À l'époque des années 50 et 60, la cigarette, le Coca-Cola et les «TV Dinner», ces repas surgelés, pré-emballés établissent des records de vente partout en Amérique du Nord.

À Montréal, Stephen Zalac,  homme de conviction et avant-gardiste, décide d'ouvrir en 1959, le premier magasin d'alimentation naturelle, rue Rachel. Ce pionnier de la médecine naturelle s'est éteint à Rosemère, le 1er septembre à l'âge de 88 ans. 

Isabelle Daneau, sa fidèle compagne des 50 dernières années, se rappelle les nombreux voyages de son mari afin d'aller chercher les meilleurs produits. «Nous étions le premier magasin à importer par avion chaque semaine des fruits et légumes biologiques en provenance de la Californie», raconte-t-elle. 

Stephen Zalac est né en 1925 en Croatie. Il est arrivé au Canada à l'âge de 10 ans. Durant son adolescence, il vit une terrible épreuve: la mort de son père causée par un empoisonnement du sang. Deux ans plus tard, en 1941, il survit à un accident de voiture dans laquelle périra sa mère. 

En 1942, au moment de la Seconde Guerre mondiale, l'orphelin choisit de servir sa patrie au sein de la marine marchande plutôt que de s'enrôler dans l'Armée. «À bord des navires, il se nourrissait de boîtes de conserve et de café du matin jusqu'au soir», illustre Mme Daneau. 

Dans une entrevue au magazine Perspectives, publiée en 1971, M. Zalac explique sa prise de conscience par rapport à la nourriture saine. «Quand je suis descendu du bateau, je ressemblais à une loque: je souffrais d'insomnie, de manque d'entrain et de nervosité.»

Il décide de bannir à jamais le café, la farine blanche, le sucre, les croustilles au profit de produits frais, naturels et biologiques. 

Au fil des ans, il suit une formation en naturopathie à San Francisco et au Mexique. «Stephen aimait donner des conseils aux gens s'ils souffraient de migraines, d'otites ou de grippes à répétition», relate Mme Daneau. 

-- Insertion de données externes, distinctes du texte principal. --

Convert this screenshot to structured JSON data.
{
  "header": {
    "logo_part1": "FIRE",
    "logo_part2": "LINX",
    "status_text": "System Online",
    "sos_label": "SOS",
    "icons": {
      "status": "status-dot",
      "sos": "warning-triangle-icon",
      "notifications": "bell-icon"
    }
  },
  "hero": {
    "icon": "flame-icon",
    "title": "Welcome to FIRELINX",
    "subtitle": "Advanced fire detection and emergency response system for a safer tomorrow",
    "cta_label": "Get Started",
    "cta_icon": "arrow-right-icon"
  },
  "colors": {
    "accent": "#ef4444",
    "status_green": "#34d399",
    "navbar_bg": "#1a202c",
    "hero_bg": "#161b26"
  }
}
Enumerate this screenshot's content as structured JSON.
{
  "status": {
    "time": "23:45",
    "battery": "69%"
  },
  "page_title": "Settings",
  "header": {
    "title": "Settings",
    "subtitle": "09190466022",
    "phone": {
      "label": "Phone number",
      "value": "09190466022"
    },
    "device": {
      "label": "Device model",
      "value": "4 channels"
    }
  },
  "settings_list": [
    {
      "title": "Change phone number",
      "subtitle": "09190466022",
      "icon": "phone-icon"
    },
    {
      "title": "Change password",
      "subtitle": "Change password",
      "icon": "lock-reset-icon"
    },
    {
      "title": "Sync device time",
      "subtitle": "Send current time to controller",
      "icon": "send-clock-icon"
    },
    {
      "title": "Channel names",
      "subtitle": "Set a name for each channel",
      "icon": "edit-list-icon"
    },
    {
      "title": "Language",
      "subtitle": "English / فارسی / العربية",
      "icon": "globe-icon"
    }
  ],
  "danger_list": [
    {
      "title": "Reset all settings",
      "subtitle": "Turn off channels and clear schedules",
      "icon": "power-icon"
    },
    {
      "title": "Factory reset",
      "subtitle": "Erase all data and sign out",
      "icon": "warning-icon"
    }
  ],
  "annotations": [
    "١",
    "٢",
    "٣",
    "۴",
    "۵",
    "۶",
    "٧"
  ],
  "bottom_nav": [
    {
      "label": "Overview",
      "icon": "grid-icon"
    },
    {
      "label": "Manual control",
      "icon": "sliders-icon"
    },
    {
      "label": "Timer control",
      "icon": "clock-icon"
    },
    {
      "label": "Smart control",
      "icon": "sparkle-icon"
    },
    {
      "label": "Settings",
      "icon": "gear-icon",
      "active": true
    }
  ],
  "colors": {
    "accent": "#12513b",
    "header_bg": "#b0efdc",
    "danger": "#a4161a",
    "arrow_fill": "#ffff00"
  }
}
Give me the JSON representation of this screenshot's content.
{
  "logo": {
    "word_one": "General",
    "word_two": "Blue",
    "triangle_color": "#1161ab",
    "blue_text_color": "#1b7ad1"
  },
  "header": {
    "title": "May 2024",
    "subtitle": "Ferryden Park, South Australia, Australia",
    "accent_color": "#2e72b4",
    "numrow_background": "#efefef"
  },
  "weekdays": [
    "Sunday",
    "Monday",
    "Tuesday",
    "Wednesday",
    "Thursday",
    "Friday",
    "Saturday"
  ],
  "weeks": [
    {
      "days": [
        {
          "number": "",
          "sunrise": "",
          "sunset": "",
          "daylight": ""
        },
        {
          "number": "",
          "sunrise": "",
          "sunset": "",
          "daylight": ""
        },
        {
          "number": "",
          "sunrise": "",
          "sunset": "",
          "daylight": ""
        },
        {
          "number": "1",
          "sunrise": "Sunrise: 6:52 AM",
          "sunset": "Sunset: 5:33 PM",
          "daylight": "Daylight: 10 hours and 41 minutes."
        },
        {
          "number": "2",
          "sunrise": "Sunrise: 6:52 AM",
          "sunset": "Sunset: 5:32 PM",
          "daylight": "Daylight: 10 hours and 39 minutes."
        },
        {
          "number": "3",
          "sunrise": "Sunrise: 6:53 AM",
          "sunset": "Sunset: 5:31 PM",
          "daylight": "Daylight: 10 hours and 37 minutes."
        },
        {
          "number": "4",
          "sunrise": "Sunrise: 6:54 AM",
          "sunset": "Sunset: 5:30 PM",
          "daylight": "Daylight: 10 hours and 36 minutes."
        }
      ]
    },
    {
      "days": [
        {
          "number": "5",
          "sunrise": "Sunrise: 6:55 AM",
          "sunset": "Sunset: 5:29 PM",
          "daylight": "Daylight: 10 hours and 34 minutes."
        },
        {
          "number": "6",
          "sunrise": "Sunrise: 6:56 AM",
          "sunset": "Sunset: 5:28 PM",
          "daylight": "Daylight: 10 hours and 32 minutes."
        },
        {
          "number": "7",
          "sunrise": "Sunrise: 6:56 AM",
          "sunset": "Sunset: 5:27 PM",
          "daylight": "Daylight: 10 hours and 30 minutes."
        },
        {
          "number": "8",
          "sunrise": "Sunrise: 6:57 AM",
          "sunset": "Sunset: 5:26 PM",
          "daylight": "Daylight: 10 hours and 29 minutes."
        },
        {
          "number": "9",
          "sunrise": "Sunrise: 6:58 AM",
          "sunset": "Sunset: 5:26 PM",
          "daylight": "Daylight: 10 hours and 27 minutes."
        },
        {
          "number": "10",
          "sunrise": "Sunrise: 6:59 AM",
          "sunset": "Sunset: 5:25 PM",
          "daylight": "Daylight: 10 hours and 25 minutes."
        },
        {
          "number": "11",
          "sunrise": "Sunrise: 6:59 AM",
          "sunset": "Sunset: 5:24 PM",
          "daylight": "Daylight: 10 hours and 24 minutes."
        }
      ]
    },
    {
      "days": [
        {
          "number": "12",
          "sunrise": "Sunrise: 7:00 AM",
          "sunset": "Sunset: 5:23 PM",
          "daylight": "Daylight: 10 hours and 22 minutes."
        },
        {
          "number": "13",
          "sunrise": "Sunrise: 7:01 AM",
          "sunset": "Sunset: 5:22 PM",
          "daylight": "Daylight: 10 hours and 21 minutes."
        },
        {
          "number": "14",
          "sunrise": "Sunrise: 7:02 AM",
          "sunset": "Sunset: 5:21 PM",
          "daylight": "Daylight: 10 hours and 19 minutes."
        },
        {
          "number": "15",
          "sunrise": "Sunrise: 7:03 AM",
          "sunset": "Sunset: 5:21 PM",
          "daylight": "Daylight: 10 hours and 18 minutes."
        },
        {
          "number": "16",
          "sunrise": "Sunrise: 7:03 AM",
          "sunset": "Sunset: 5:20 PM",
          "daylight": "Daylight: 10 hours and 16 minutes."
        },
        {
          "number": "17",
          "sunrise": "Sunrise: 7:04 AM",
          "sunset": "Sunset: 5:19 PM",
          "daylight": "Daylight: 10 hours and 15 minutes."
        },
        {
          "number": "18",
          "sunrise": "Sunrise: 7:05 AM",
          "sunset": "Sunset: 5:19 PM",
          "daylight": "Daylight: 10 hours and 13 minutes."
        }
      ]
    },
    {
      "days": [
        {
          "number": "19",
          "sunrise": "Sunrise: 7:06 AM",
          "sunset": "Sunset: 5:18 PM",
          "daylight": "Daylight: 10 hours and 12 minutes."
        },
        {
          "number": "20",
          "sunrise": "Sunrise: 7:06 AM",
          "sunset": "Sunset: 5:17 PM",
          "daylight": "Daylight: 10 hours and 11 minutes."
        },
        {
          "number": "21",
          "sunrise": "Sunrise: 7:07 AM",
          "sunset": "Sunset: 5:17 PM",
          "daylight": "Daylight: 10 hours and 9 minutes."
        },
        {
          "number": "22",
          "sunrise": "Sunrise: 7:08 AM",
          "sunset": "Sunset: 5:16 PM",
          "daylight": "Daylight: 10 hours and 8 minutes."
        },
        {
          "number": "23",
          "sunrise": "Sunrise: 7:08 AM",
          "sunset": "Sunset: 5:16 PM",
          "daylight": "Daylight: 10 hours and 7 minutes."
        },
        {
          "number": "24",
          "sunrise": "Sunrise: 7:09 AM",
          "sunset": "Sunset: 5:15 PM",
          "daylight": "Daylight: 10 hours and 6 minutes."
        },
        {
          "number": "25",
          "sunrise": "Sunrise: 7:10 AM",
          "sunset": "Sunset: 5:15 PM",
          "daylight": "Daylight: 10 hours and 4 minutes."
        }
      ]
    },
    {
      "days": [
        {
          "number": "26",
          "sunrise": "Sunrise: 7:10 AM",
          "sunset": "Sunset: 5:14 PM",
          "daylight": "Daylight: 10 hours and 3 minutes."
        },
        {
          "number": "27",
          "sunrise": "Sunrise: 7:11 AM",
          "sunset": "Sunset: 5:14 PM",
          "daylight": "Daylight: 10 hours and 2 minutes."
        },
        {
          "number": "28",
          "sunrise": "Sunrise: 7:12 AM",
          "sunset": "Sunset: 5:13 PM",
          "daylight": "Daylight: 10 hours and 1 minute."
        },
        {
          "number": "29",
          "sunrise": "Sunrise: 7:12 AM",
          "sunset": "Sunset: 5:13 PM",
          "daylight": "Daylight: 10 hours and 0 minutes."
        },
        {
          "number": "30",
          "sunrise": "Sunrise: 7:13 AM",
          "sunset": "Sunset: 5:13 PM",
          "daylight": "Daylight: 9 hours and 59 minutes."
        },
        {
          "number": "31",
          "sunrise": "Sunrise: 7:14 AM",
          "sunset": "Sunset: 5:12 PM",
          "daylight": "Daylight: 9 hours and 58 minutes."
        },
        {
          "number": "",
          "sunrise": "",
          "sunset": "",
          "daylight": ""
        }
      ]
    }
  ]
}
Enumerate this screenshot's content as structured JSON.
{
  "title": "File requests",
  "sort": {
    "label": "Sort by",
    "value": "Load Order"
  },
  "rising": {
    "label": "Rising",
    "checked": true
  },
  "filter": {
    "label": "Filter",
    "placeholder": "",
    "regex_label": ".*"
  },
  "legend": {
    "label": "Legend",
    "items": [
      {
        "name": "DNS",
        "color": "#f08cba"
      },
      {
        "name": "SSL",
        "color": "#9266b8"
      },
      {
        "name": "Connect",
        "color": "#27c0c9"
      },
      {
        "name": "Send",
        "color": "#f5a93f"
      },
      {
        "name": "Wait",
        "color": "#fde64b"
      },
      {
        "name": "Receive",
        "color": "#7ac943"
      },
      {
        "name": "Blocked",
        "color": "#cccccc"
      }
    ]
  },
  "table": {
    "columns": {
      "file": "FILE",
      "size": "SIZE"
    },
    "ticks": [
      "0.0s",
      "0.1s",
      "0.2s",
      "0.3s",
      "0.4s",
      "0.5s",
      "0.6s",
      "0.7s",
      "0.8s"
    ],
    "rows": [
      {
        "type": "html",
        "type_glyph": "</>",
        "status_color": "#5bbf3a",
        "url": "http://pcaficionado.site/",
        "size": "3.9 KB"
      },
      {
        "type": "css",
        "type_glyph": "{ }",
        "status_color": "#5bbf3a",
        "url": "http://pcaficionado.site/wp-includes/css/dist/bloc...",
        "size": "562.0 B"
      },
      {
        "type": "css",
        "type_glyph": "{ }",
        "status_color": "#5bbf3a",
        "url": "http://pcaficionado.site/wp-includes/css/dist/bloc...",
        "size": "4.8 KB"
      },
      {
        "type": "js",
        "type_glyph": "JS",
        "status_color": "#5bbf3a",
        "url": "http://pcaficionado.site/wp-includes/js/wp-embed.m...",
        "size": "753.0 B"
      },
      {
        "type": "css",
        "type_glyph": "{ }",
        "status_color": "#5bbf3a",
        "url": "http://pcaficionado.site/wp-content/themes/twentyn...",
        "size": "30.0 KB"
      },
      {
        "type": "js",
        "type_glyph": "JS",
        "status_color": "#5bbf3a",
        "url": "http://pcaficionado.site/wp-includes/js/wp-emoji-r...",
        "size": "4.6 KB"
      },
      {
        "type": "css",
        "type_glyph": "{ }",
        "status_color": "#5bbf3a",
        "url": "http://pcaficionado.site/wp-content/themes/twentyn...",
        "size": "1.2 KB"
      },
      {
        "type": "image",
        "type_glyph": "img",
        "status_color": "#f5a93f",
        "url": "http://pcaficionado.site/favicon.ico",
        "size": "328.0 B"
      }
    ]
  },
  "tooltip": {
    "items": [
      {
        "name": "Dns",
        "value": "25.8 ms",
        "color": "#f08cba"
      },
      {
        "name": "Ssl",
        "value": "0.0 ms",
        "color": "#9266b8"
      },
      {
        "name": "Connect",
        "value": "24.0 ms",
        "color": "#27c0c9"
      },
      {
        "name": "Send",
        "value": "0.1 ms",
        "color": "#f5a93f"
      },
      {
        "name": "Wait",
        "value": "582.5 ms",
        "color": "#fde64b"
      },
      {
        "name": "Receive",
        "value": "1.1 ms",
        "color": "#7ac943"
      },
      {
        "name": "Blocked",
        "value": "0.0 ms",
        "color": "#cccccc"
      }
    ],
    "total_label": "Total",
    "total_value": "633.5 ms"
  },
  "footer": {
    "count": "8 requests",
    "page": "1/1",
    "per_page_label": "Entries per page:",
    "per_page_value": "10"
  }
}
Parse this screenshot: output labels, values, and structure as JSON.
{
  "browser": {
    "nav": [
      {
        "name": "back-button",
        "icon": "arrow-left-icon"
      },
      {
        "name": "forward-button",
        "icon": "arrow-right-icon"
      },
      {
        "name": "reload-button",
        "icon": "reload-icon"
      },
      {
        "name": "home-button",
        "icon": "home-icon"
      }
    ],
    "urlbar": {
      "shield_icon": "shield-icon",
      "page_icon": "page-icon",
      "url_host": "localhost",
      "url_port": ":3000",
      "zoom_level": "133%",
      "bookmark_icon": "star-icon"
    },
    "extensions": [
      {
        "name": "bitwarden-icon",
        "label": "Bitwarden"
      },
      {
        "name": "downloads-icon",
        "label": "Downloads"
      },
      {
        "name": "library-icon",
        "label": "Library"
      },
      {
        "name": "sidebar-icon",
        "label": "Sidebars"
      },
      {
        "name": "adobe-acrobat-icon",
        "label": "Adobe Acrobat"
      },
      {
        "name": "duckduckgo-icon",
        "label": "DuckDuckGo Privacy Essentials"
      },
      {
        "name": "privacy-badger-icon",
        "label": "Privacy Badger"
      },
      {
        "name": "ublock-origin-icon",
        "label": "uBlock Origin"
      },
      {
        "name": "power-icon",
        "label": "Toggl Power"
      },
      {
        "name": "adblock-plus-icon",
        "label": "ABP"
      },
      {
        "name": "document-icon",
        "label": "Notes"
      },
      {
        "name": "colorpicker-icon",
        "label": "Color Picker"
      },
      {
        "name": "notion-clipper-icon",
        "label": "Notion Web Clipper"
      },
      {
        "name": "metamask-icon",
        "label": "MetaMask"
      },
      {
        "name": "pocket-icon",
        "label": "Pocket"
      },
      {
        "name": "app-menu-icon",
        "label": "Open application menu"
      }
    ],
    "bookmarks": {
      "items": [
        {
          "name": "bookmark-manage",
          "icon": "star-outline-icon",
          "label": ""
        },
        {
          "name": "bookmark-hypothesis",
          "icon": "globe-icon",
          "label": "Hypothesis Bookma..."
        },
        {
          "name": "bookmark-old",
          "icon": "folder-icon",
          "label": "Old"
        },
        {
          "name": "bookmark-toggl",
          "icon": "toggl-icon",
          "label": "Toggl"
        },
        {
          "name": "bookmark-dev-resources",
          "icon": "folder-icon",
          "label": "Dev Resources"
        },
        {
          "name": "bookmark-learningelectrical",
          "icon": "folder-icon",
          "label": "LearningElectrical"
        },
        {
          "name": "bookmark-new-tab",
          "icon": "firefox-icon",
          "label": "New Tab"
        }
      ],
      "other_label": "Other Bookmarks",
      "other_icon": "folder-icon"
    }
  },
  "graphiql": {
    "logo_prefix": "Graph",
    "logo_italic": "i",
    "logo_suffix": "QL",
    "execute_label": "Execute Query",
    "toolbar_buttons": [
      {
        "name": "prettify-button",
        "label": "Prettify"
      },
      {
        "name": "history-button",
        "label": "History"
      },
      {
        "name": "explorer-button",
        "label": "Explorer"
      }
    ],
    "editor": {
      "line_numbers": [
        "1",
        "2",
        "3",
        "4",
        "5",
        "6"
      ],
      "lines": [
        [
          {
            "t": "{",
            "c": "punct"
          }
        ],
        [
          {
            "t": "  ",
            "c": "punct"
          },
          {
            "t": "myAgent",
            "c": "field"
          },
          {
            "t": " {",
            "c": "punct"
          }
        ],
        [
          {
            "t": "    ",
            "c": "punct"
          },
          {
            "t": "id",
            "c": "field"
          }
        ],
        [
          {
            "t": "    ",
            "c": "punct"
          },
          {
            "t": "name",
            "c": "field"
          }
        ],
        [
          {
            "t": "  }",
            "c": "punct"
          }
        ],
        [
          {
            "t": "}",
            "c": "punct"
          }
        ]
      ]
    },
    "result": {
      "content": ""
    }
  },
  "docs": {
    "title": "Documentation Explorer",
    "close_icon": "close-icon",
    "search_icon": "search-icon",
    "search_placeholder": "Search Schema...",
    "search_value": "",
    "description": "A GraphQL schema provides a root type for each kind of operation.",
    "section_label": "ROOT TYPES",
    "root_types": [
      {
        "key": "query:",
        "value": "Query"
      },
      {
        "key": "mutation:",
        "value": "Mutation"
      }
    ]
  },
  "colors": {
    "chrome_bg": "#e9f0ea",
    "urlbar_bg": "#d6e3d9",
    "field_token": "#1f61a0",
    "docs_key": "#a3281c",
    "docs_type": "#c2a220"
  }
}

Son fils, Frédéric, retient une grande leçon de son père. «Il avait des convictions. Il avait presque l'air d'un extraterrestre lorsqu'il remettait en question le modèle de l'agriculture traditionnelle qui utilisait des produits chimiques. Dans le fond, il était en faveur d'une agriculture respectueuse de l'environnement.»

Lors d'un voyage à Vancouver il y a quelques années, Frédéric a emmené M. Zalac dans une épicerie grande surface, entièrement biologique. «Mon père avait l'air émerveillé devant ce magasin qui représentait l'aboutissement de ses efforts pour convaincre la population d'adopter un mode de vie sain. Il a fallu plusieurs décennies avant que cela devienne une tendance à la mode.»

En ce moment, le potager de M. Zalac à Rosemère regorge de légumes frais. Il adorait jardiner. Son travail de naturopathe passait toutefois au premier rang. «Il était en quelque sorte un missionnaire. Il sacrifiait ses fins de semaine jusqu'à tout récemment pour accueillir les gens. C'était toute sa vie», raconte son meilleur ami, le chiropraticien Pierre DesLauriers. 

M. Zalac laisse dans le deuil sa femme Isabelle, ses quatre fils Steve Jr, Claude, Alexandre et Frédéric ainsi que cinq petits-enfants. Ses funérailles ont eu lieu le 21 septembre dernier à Laval.